Low-Tech Tests Help Doctors Diagnose Complex Diseases and Predict Risks…

26 Mar

Sometimes, doctors can use common objects to gather preliminary information about a variety of conditions. Here are a few:

The tape measure: A waist size over 40 inches for men and 35 inches for women indicates a higher risk for diabetes. It is also helpful as a test for sleep apnea, cholesterol, and high blood pressure.

The bathroom scale: A weight gain of just a few pounds is a signal that heart failure patients are retaining fluid and at risk for hospital admission. Doctors and nurses ask heart failure patients to weigh themselves every day.
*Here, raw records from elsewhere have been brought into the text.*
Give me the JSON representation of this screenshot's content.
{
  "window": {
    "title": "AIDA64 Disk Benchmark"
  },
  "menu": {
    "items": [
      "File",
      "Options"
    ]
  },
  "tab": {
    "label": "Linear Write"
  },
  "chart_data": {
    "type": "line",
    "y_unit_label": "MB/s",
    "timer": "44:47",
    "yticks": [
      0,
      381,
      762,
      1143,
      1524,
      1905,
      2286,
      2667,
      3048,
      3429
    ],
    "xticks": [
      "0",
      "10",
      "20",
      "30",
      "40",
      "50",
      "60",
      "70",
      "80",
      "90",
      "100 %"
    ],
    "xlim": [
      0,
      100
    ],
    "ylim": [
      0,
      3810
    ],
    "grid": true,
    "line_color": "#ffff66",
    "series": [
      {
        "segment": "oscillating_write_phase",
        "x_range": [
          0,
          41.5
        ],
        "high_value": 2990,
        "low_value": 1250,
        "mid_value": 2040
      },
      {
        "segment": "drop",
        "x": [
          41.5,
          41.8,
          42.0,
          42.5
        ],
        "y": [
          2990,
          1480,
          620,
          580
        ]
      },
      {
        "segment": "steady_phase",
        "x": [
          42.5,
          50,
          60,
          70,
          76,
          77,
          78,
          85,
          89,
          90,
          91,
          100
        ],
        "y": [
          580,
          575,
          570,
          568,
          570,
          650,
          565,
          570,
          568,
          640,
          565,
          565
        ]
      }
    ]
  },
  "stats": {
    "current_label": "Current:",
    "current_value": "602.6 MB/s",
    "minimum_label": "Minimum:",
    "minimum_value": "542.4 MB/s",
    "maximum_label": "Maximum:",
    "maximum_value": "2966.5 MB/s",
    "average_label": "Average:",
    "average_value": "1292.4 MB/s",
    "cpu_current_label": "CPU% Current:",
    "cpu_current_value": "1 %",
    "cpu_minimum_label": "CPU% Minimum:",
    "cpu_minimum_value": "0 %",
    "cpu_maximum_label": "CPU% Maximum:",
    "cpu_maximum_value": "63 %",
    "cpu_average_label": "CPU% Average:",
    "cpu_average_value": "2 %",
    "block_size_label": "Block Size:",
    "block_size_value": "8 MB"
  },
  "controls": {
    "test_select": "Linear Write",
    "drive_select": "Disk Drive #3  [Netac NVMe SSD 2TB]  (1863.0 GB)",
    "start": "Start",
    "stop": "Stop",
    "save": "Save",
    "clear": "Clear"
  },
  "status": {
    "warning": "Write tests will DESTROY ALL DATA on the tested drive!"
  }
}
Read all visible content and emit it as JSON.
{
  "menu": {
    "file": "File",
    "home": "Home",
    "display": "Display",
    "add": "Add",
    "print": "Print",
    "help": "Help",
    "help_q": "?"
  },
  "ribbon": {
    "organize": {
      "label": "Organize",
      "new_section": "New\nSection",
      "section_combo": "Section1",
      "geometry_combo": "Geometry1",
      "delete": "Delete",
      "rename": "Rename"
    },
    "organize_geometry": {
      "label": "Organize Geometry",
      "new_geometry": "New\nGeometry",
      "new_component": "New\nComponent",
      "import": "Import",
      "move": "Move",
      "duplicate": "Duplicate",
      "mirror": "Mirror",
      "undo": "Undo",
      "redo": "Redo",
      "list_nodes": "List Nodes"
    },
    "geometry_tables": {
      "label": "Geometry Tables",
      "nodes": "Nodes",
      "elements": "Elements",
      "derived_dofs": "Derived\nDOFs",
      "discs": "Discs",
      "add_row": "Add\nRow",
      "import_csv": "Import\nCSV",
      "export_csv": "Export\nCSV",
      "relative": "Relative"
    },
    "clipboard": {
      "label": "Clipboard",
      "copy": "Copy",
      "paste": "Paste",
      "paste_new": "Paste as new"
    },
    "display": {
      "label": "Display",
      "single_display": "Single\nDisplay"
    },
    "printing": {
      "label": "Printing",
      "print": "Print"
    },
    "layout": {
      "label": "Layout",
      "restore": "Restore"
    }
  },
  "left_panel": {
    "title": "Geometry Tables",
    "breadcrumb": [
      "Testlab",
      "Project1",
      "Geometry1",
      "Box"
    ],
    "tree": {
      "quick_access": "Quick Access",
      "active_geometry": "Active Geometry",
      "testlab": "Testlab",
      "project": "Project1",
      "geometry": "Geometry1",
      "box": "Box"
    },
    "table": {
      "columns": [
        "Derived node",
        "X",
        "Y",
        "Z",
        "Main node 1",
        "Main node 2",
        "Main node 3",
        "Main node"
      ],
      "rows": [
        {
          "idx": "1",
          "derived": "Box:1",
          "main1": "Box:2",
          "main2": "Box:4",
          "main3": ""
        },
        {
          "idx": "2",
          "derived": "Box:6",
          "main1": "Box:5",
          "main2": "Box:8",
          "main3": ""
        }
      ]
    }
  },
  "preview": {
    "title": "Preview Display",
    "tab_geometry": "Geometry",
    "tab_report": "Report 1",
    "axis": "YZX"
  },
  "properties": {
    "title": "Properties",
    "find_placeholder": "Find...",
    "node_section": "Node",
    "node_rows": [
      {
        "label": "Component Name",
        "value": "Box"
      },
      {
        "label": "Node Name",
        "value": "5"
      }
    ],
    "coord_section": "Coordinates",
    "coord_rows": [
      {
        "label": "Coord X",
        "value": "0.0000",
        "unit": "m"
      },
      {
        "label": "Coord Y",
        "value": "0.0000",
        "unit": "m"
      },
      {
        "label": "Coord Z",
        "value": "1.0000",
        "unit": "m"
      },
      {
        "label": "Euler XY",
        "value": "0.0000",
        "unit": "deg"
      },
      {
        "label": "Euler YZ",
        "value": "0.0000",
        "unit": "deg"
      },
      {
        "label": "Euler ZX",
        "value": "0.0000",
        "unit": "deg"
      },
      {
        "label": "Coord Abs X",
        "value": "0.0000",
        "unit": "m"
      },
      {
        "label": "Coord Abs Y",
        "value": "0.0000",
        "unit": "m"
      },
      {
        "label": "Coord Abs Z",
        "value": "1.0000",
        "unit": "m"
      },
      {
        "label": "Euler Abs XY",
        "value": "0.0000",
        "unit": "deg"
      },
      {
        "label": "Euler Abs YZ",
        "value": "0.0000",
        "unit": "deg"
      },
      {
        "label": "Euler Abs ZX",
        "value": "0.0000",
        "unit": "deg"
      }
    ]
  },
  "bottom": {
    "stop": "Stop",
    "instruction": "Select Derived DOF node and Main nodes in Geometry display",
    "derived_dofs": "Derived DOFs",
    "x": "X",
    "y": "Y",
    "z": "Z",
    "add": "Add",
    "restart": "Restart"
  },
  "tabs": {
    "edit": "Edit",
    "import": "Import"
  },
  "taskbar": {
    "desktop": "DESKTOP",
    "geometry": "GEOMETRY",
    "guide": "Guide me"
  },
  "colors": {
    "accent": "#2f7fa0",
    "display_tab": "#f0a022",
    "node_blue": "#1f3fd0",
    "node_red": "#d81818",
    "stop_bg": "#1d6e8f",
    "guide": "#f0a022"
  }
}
The paper clip: A bent paper clip can be used instead of calipers to assess nerve impairment in patients with carpal tunnel syndrome. A patient should be able to feel both ends of the paper clip when they are pressed into a finger. It is less expensive than using calipers for the two-point discrimination test.

A handshake: At no cost, a firm handshake can help assure that a patient is healthy enough to make it through heart surgery. A weak grip can warn of possible complications. Surgeons also judge frailty by how easy it is for a patient to get out of a chair or get up on a table for an exam.

A stop watch: Testing how long it takes an elderly heart surgery candidate to walk 15 feet helps predict surgical risk. The gait speed test is a validated measure of frailty in elderly people and a predictor of physical and cognitive health. It should take no longer than six seconds to cross the finish line.